Van Nest animal activist still fighting for shelter

Van Nest animal activist still fighting for shelter

Gimme Shelter isn’t just a Rolling Stones’ song.

It’s also the quest of Bernadette Ferrara and other animal care advocates seeking a 24/7 animal shelter for the Bronx.

She most recently sought the help of Borough President Ruben Diaz Jr. to make it happen.

The longtime Van Nest resident and several animal rights activists met privately with him June 7 in a preliminary discussion.

Ferrara has been trying to secure a meeting for the past year and a half with any elected official willing to listen.

And while both sides were tight-lipped on the outcome, one thing’s certain- Ferrara is staying on message.

“What I would like to see is a full-service shelter in the Bronx,” said Ferrara, who volunteers as a certified Trap, Neuter, Return (TNR) rescuer, capturing feral cats. For now she said she’s burdened with a task belonging to the city Health Department’s Animal Care and Control Unit, which she charged is dragging its feet.

“It’s getting to the point where [TNR rescuers] are burnt out,” Ferrara said, who said she’s captures about 150 cats within the Van Nest neigbborhood alone this year.

With no shelter to hold the strays, many are hauled off to Manhattan’s ACC center to be euthanized instead of put up for adoption. Others are taken to Westchester County, overwhelming shelters there, according to Ferrara. “Others are just abandoned in our streets.”

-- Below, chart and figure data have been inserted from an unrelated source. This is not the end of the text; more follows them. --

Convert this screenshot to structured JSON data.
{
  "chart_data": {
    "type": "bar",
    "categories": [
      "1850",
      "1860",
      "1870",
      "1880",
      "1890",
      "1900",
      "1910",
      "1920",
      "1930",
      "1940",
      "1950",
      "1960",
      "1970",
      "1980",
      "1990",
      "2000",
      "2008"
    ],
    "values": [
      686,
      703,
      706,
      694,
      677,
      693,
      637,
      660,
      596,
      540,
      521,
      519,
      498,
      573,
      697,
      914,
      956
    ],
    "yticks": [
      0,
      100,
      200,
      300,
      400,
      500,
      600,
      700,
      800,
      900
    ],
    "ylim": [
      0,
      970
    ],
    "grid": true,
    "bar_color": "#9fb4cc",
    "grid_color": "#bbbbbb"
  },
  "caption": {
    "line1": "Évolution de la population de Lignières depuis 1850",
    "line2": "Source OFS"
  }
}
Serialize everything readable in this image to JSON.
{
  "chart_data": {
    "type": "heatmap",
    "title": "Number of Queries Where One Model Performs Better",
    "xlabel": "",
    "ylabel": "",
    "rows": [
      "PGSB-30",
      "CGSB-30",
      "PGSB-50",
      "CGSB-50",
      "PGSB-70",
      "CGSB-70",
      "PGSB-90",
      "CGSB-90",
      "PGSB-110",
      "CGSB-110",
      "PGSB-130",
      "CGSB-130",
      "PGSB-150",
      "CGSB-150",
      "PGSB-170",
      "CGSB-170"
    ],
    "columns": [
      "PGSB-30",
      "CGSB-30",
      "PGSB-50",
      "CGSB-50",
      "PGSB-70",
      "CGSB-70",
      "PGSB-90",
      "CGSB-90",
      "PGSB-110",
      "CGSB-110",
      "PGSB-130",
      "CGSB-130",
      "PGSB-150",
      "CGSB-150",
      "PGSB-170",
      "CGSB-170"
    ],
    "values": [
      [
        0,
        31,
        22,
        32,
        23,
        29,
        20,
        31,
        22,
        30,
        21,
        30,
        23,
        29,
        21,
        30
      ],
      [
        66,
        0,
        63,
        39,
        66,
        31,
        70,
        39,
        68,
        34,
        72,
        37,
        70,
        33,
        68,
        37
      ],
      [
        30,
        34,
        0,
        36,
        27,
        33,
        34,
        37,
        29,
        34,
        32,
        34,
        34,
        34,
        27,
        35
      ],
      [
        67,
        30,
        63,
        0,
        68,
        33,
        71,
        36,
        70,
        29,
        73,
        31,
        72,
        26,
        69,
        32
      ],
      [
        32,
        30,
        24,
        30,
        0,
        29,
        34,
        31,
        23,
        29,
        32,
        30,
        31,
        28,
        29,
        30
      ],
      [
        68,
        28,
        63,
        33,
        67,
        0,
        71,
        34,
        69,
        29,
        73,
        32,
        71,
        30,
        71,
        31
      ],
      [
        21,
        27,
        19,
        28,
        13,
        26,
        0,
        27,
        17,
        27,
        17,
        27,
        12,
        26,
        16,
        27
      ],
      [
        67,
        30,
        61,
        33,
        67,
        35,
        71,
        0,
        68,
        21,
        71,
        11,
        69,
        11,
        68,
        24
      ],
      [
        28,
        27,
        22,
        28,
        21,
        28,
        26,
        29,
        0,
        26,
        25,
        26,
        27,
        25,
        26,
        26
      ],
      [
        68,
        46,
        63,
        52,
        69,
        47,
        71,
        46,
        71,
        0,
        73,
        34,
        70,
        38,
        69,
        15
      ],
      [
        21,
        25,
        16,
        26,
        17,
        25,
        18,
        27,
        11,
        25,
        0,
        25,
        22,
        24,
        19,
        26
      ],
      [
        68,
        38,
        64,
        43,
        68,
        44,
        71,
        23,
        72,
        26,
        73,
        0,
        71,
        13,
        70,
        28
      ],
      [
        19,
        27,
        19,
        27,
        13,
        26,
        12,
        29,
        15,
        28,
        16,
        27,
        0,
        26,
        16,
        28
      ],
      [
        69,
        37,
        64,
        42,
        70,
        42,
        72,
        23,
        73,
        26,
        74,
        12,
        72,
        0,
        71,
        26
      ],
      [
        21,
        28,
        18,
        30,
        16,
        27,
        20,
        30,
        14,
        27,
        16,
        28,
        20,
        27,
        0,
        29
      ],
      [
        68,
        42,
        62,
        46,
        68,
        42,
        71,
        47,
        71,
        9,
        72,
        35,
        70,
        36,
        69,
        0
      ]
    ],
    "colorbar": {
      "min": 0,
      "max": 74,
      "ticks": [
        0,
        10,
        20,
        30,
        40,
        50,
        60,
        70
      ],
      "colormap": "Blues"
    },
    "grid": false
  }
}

Ferrara’s campaign stretches back to 2009, nine years after the New York City Council passed the Animal Shelters and Sterilization Act, requiring full-service animal shelters in every borough.

The borough does have spay and neuter services, but Ferrara said that’s not enough to control the animal population.

“We’re not making as much of a dent as we feel we can be.”

The Bronx almost saw a shelter at the Old Fordham Library on Bainbridge Avenue in 2008, but public pressure from local residents leveraged it as a community center instead.

Patrick Caruso of Community Board 10 has listed a number of possible sites over the years, but none of them were city-owned buildings.

A City Council bill introduced and fast-tracked in 2011, and backed by animal advocates and Bronx council members, provides bigger budgets to the city’s animal welfare centers, but would eventually nix the mandate to build a full-service animal shelter.

Advocates called the law a win for animal receiving centers since it would provide more money for services through 2014.

Ferrara said the law does nothing for the Bronx except provide money to receiving centers that are simply “holding areas”.

Ferrara wants to see the law amended to include an animal shelter.